How to regulate the dominance of multinational companies will be one of the greatest challenges of the upcoming decades. A working group is being set up within the Ministry of Justice to review how far the freedom to express opinion and the censorship practiced by the companies extend, and what the situation is within the fields of taxation and data protection. Minister of Justice Judit Varga spoke about the topic at the European Union Point at the Sziget Festival in Budapest.

“The regulation of large companies that cannot be linked to countries and which perform activities that extend beyond borders must be reviewed again at both European Union and national level. The functioning of tech companies is not transparent and cannot be monitored; they may not be paying taxes where their income is being realised”, the Justice Minister said in her lecture entitled “The EU and the Facebook Society – Challenges and Solutions”.

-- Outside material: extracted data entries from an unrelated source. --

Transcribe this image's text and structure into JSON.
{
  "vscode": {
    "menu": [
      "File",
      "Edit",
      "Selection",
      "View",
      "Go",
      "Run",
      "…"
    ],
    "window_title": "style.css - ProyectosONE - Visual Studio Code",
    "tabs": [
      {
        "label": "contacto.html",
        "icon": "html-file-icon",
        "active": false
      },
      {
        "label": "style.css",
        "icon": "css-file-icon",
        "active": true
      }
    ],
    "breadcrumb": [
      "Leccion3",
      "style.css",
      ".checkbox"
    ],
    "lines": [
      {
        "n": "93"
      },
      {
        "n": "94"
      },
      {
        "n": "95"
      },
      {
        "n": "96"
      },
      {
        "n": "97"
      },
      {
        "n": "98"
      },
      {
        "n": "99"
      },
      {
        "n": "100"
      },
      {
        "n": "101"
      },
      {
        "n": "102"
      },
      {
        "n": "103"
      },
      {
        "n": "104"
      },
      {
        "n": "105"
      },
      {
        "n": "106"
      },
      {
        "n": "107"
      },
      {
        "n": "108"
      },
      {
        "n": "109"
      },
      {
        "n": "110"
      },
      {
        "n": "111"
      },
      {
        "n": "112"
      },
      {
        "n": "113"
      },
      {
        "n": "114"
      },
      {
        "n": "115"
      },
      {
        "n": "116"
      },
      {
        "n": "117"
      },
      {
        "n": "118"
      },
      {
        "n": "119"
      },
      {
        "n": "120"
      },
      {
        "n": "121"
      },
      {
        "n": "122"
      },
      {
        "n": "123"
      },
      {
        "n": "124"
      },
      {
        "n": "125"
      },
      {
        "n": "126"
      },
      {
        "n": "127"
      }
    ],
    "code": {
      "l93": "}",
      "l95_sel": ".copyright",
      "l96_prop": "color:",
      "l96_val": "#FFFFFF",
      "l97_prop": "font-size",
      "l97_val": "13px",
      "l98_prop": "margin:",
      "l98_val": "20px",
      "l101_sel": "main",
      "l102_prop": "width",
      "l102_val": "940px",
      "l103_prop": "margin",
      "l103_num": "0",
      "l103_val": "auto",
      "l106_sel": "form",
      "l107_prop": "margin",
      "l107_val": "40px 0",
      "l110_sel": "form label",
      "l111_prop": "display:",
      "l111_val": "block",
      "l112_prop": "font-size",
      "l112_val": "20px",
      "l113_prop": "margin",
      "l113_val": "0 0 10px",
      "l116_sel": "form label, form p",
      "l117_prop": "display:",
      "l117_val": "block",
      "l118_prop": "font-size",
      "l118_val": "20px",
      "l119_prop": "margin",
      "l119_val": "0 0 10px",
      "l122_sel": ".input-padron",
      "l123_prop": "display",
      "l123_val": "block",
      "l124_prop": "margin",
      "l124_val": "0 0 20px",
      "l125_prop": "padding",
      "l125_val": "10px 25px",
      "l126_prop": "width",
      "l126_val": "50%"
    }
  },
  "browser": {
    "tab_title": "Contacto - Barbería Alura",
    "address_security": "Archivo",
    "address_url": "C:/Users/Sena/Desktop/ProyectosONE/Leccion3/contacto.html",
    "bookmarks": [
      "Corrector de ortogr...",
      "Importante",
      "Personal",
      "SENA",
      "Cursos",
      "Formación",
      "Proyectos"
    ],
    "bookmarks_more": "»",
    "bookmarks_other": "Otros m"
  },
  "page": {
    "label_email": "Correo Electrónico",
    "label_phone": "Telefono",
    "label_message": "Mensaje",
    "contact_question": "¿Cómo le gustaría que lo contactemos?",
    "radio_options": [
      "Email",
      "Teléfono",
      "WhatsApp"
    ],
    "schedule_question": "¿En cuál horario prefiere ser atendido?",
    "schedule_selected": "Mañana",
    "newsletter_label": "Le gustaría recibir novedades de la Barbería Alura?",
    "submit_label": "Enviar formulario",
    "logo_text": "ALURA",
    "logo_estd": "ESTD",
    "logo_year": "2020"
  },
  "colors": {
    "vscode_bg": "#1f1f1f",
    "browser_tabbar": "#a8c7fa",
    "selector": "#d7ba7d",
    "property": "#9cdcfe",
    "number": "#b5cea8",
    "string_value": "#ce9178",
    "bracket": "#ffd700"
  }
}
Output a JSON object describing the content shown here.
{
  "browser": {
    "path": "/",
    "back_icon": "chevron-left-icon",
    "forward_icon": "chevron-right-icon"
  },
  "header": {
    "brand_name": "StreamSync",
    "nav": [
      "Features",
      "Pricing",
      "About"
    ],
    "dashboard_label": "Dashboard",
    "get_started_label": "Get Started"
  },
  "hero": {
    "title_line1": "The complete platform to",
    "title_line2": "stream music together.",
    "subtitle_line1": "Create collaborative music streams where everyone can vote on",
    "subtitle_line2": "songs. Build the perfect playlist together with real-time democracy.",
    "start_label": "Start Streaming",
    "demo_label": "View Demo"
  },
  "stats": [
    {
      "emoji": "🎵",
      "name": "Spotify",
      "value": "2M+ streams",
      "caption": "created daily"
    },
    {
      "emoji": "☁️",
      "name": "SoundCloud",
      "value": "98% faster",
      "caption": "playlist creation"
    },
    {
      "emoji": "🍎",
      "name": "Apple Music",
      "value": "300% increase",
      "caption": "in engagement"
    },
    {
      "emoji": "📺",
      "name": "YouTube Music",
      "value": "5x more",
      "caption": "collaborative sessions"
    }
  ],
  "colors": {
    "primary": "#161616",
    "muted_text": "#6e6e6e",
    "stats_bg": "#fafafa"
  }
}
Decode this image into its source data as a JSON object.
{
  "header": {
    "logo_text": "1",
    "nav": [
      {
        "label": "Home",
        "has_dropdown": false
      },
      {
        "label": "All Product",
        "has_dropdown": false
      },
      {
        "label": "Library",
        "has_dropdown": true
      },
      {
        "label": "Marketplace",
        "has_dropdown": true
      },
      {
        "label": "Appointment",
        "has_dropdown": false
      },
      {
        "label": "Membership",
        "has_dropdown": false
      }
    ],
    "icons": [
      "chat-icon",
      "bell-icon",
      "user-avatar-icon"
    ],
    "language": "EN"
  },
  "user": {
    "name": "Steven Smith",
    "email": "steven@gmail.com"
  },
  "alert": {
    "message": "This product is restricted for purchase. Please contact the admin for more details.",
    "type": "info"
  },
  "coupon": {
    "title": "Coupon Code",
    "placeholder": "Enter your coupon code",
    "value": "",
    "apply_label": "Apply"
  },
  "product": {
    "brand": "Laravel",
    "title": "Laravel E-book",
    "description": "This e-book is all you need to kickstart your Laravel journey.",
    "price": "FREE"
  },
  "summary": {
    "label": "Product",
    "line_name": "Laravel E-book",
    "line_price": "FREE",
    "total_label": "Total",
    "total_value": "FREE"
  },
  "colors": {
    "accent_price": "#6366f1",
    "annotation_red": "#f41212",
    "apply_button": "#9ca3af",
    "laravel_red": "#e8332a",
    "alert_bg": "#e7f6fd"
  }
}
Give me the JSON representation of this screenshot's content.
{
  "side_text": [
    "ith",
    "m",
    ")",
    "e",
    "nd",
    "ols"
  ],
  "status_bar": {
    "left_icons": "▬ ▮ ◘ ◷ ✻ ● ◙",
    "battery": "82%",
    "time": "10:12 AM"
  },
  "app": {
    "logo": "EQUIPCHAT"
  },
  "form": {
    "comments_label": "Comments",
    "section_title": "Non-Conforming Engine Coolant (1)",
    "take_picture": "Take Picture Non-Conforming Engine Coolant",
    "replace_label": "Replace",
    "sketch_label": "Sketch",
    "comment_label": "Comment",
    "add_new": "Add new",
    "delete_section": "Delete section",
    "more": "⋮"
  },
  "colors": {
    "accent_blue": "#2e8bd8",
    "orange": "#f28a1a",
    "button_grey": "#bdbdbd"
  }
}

Judit Varga regards the current situation as concerning primarily because, as she stated, these companies are increasingly acting as political and social players in the world. “They are not only concentrating on making the world a better place within their own field, but are attempting to force a world view onto users in accordance with the beliefs of the owners who are behind them. For instance, it isn’t Facebook’s job to censor certain pieces of news relating to migration”, she declared.

According to the Minister, it is of fundamental importance how citizens are able to find their bearings within the digital space, and that they know who at the tech companies are censoring their posts and based on what factors. There are currently 5.4 million people in Hungary who use Facebook and 1.9 million using Instagram, meaning that people here are actively present in the digital space, she pointed out. “We are talking about a major challenge relating to fundamental rights; it must be clear to people who are guarding the guardians”, she noted.

According to Ms. Varga, the EU is also attempting to ensure that, in addition to personal fundamental freedoms, the freedom to express opinions is also not violated. But it is difficult to find suitable legal instruments for achieving this within the virtual space.

“I would be worth dealing with this area to a deeper extent, to see who at the multinational companies are making these decisions and according to what rules and transparency requirements. Ursula von der Leyen, the new President of the European Commission, has also mentioned the need for fair share. Just as the tech giants are using our virtual spaces for their own goals, so too must they contribute to shouldering the burdens”, Judit Varga said. “The initiative concerning the taxation of digital services has run aground in the Council for the moment, but the topic is continuously present, and the OECD is also examining the situation”, the Minister added.